Diane Carlson Evans is the first famous nurse we’ve featured that is still alive today. She was born in 1946 in Minnesota and was raised on a dairy farm. She received her nursing education in Minneapolis and joined the Army Nurse Corps when she graduated. Just two years after entering the service, Diane was sent to Vietnam during a time of serious conflict in the Vietnam War. She served as the head nurse at a medical unit that was located near the Cambodian border for one year. Diane recounts this time as being incredibly violent and traumatic, something that would stay with her for the rest of her life. 

When she returned home, the hostility that she faced deepened her emotional turmoil. After retiring from the military in 1972, Diane was able to cope with the memories and the unfriendly environment she returned to. She found a new sense of pride for the brave service of her and her fellow nurses and dedicated that to creating Vietnam’s Women’s Memorial Foundation in 1984. The foundation was able to create a special monument just for the nurses who served in the war, as well as creating several other opportunities for female veterans. 
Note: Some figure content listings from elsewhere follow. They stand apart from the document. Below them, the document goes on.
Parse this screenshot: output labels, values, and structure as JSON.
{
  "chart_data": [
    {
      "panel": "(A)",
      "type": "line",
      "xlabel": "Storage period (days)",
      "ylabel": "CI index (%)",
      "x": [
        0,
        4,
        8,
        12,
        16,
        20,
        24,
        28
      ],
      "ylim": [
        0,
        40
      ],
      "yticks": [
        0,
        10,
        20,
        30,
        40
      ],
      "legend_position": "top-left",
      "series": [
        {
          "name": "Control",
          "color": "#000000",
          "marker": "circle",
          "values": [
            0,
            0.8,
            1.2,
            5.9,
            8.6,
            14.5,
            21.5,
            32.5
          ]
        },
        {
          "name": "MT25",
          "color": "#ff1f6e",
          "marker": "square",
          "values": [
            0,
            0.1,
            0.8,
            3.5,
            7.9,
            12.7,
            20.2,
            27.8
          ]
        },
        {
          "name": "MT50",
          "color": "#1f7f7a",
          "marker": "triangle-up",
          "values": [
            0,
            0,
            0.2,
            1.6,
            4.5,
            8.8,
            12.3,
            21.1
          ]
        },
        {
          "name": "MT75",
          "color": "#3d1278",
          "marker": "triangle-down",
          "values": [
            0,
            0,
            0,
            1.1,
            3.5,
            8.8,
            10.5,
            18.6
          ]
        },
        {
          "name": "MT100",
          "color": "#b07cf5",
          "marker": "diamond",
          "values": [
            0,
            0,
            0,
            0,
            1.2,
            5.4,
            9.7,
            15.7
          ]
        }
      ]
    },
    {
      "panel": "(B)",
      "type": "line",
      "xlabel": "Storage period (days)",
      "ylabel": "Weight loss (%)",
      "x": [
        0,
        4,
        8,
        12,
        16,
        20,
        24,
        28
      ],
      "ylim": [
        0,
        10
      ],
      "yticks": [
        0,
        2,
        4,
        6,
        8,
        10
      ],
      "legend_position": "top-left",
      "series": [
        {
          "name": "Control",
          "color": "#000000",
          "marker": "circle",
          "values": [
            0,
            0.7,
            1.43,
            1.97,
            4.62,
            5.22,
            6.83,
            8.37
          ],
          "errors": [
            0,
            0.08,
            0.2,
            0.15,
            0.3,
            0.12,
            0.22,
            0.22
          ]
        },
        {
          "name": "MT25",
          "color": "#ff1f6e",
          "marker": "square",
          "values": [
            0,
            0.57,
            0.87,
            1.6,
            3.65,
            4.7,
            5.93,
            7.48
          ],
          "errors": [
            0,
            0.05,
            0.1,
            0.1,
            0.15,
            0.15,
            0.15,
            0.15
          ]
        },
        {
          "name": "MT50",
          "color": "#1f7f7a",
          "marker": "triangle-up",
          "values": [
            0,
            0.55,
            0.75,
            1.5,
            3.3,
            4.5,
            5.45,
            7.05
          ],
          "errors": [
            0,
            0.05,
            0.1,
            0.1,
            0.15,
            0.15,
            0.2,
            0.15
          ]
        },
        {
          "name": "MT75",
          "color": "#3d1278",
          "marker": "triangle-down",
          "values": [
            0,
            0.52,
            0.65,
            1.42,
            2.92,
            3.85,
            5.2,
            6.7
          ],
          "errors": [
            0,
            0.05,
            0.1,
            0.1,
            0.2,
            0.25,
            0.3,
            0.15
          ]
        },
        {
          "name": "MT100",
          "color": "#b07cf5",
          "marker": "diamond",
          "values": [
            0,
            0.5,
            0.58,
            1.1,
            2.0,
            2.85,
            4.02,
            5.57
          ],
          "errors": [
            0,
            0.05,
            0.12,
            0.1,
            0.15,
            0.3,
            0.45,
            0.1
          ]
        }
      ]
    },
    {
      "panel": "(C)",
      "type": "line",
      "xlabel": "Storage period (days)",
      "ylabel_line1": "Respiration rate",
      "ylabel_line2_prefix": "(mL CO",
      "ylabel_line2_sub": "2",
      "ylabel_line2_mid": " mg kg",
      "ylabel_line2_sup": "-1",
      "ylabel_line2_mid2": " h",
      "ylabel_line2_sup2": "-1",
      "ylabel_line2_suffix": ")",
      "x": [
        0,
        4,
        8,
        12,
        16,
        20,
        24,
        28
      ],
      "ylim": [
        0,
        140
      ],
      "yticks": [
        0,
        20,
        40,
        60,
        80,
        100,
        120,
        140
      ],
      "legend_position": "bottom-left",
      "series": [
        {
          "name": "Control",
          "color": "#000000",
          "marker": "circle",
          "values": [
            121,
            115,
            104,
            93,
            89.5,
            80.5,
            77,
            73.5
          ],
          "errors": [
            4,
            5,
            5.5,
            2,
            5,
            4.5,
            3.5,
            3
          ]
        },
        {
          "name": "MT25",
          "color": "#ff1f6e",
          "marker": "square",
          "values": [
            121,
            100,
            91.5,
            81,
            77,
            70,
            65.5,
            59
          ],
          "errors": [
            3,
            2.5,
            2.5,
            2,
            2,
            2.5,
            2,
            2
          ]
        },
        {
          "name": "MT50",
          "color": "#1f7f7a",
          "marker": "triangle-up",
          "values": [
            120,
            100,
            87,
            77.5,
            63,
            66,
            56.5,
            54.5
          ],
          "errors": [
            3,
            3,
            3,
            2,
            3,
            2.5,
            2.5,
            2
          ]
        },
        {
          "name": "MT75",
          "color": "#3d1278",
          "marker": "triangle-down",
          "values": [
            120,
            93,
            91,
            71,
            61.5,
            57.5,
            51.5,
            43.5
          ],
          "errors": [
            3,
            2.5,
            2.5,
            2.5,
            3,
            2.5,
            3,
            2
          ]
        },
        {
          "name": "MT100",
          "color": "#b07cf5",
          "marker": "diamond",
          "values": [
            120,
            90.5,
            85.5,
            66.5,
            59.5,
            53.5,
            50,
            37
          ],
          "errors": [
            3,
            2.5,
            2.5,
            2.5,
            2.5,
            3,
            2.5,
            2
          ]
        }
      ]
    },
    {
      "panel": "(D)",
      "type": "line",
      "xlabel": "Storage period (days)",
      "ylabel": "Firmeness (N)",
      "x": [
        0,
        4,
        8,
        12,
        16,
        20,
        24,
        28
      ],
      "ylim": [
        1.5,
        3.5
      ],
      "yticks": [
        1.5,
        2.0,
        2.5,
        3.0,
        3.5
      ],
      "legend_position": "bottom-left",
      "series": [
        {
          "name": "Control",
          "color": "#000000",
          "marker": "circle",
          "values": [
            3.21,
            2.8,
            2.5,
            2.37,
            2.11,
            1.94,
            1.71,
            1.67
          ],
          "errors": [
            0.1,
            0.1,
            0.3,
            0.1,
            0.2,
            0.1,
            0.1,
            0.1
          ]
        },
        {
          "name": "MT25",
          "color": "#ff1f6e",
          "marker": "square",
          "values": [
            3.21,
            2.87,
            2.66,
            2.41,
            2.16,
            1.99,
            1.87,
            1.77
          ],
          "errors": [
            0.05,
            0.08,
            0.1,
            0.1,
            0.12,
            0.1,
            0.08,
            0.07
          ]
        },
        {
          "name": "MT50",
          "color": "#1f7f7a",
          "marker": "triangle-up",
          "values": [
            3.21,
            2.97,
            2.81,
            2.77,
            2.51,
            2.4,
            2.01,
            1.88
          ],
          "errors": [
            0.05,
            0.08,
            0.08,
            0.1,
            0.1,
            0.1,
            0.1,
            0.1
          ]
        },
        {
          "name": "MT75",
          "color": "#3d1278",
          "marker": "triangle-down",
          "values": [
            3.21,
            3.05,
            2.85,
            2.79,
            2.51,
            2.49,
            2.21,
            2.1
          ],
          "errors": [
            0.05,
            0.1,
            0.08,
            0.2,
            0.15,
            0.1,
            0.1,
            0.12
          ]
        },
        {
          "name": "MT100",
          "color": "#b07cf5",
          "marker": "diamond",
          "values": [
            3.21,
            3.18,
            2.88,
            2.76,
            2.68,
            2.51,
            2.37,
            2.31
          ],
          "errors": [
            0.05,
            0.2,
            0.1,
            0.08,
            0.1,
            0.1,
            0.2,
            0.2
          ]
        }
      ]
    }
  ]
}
Claire Bertschinger – 1953 – Present

Claire Bertschinger was born in 1953 in Essex. She is dyslexic and was unable to read or write for a little more than the first decade of her life but she was still able to complete formal nurse training when she was young as well as eventually graduate with a Master’s degree in 1997. She served as a medic in Operation Drake and then decided to join the International Committee of the Red Cross. 

She has worked as a field nurse in over a dozen conflict zones and served as a training officer at two different ICRC locations. She has received multiple honorary degrees and distinctions throughout her life. Most notably, Queen Elizabeth II honored Claire as Dame Commander of the British Empire in 2010 due to her service in both nursing and international humanitarian aid. While in Ethiopia, serving as a nurse and running a feeding center, Claire was featured in a BBC News piece that highlighted her work. Upon seeing what she was doing, Bob Geldof was inspired to create Band Aid and Live Aid, which is the biggest relief program ever created.